Le jury et la cour d'assises du Hainaut, réunis en collège, ont condamné jeudi Mohammed Bouhou, âgé de 36 ans, à une peine de 25 ans de réclusion criminelle. Les quinze juges ont accordé des circonstances atténuantes au condamné.
La veille au soir, l'accusé avait été reconnu coupable du meurtre de Sakhr Bouazzaoui, 29 ans, commis le 13 mars 2023 rue Neuve à Charleroi. La victime avait été mortellement atteinte d'un tir d'arme à feu en pleine poitrine en début de soirée. Un second homme avait également été blessé par balle au mollet alors qu'il se rendait dans une boulangerie située dans cette rue.
Le collège a retenu plusieurs circonstances atténuantes en faveur de Mohammed Bouhou, notamment un parcours de vie marqué par une grande précarité ainsi que des capacités cognitives inférieures à la moyenne. Toutefois, les juges ont également souligné des éléments aggravants: la réprobation sociale liée à la violation de la loi, l'extrême gravité des faits, la dangerosité du mode opératoire (l'accusé ayant ouvert le feu en pleine rue en début de soirée), le contexte de trafic de stupéfiants dans la zone, son absence de remords ainsi que sa personnalité, caractérisée par des traits antisociaux, une tendance à la manipulation et à la domination, ainsi qu'une propension à l'irritabilité et à la violence.
Lors de l'instruction d'audience, lundi, Mohammed Bouhou avait déclaré : "Si vous trouvez des preuves à cent pour cent, j'assumerai", tout en faisant valoir son droit au silence. Un silence qu'il observait depuis le 24 juillet 2023, date de sa remise aux autorités judiciaires belges après son arrestation en France le 6 juillet.

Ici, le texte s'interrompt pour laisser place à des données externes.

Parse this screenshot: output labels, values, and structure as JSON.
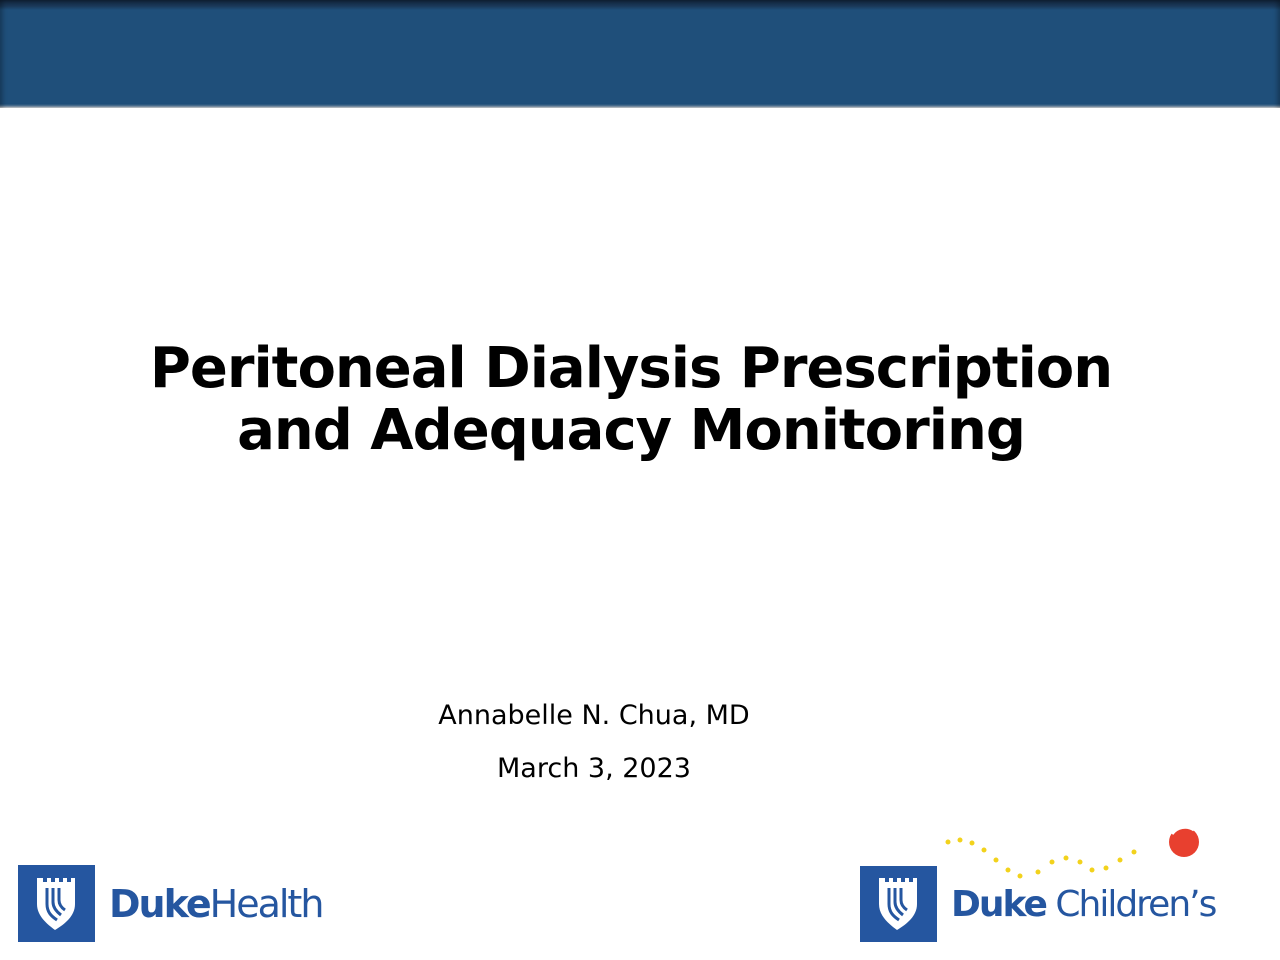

Mercredi, les jurés l'ont reconnu coupable sur la base des éléments présentés par l'accusation, notamment les images de vidéosurveillance, l'analyse des données téléphoniques ainsi que les témoignages recueillis, bien que certains aient été jugés peu fiables.

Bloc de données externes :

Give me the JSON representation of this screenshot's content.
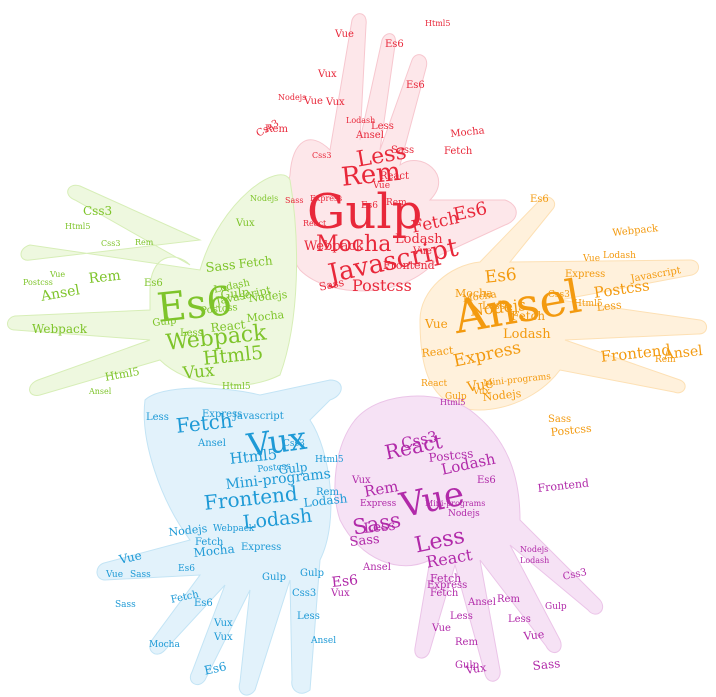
{
  "colors": {
    "red": "#e8283a",
    "green": "#7ec42a",
    "orange": "#f39a0f",
    "blue": "#1e9ad6",
    "purple": "#b12aa9"
  },
  "hands": [
    {
      "name": "red",
      "color": "#e8283a",
      "words": [
        "Gulp",
        "Javascript",
        "Rem",
        "Mocha",
        "Less",
        "Webpack",
        "Lodash",
        "Fetch",
        "Postcss",
        "Frontend",
        "Sass",
        "Es6",
        "Rem",
        "Vue",
        "Es6",
        "Vux",
        "Fetch",
        "Vue",
        "Es6",
        "Sass",
        "Less",
        "Vux",
        "Css3",
        "React",
        "Ansel",
        "Mocha",
        "Vue",
        "Html5",
        "Nodejs",
        "React",
        "Rem",
        "Es6",
        "Vue",
        "Express",
        "Sass",
        "Css3",
        "Lodash"
      ]
    },
    {
      "name": "green",
      "color": "#7ec42a",
      "words": [
        "Es6",
        "Webpack",
        "Vux",
        "Html5",
        "Ansel",
        "Rem",
        "Css3",
        "Sass",
        "Gulp",
        "React",
        "Javascript",
        "Nodejs",
        "Mocha",
        "Postcss",
        "Fetch",
        "Vux",
        "Lodash",
        "Webpack",
        "Html5",
        "Es6",
        "Gulp",
        "Less",
        "Postcss",
        "Html5",
        "Css3",
        "Rem",
        "Vue",
        "Nodejs",
        "Html5",
        "Ansel"
      ]
    },
    {
      "name": "orange",
      "color": "#f39a0f",
      "words": [
        "Ansel",
        "Postcss",
        "Express",
        "Vue",
        "Es6",
        "Nodejs",
        "Frontend",
        "Ansel",
        "Lodash",
        "Fetch",
        "Less",
        "Mocha",
        "Css3",
        "Mini-programs",
        "Postcss",
        "Nodejs",
        "React",
        "Vue",
        "Es6",
        "Rem",
        "Gulp",
        "Vux",
        "Express",
        "Javascript",
        "Webpack",
        "Lodash",
        "Vue",
        "Html5",
        "Less",
        "Mocha",
        "React",
        "Sass"
      ]
    },
    {
      "name": "blue",
      "color": "#1e9ad6",
      "words": [
        "Vux",
        "Fetch",
        "Frontend",
        "Lodash",
        "Html5",
        "Mini-programs",
        "Less",
        "Express",
        "Javascript",
        "Mocha",
        "Gulp",
        "Nodejs",
        "Vue",
        "Sass",
        "Ansel",
        "Express",
        "Fetch",
        "Es6",
        "Es6",
        "Vux",
        "Gulp",
        "Css3",
        "Less",
        "Ansel",
        "Mocha",
        "Sass",
        "Rem",
        "Postcss",
        "Html5",
        "Css3",
        "Webpack",
        "Vue",
        "Fetch",
        "Gulp",
        "Lodash",
        "Vux",
        "Es6"
      ]
    },
    {
      "name": "purple",
      "color": "#b12aa9",
      "words": [
        "Vue",
        "Sass",
        "Less",
        "React",
        "Css3",
        "Rem",
        "Lodash",
        "Postcss",
        "Frontend",
        "React",
        "Sass",
        "Less",
        "Es6",
        "Vux",
        "Ansel",
        "Express",
        "Fetch",
        "Gulp",
        "Rem",
        "Sass",
        "Vue",
        "Css3",
        "Lodash",
        "Nodejs",
        "Less",
        "Rem",
        "Ansel",
        "Gulp",
        "Vux",
        "Mini-programs",
        "Html5",
        "Es6",
        "Vux",
        "Less",
        "Fetch",
        "Express",
        "Nodejs",
        "Vue"
      ]
    }
  ]
}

Ils ont suivi la thèse du ministère public, estimant que l'accusé avait été en contact avec la victime entre 17h15 et 19h16, moment où leurs téléphones ont activé la même borne. Après les faits, il serait rentré chez lui avant de prendre la fuite vers la France dans la soirée. Les jurés ont dès lors retenu la préméditation, l'accusé ayant fixé un rendez-vous à la victime avant d'organiser sa fuite.
Jeudi matin, avant la reprise des débats consacrés à la peine, Mohammed Bouhou a demandé à s'entretenir avec ses avocats, lesquels avaient jusque-là plaidé l'acquittement au bénéfice du doute, conformément à leur mandat.
Il a alors affirmé que le mobile des faits relevait d'une rivalité entre clans liés au trafic de drogue. Il a reconnu être le tireur, déclarant avoir ouvert le feu parce que Sakhr Bouazzaoui tenait un couteau. De tels éléments auraient pu orienter la stratégie de défense différemment, en invoquant notamment une possible provocation.
En choisissant de se taire avant de livrer tardivement sa version des faits, Mohammed Bouhou a pris un risque judiciaire qu'il n'a pas su maîtriser.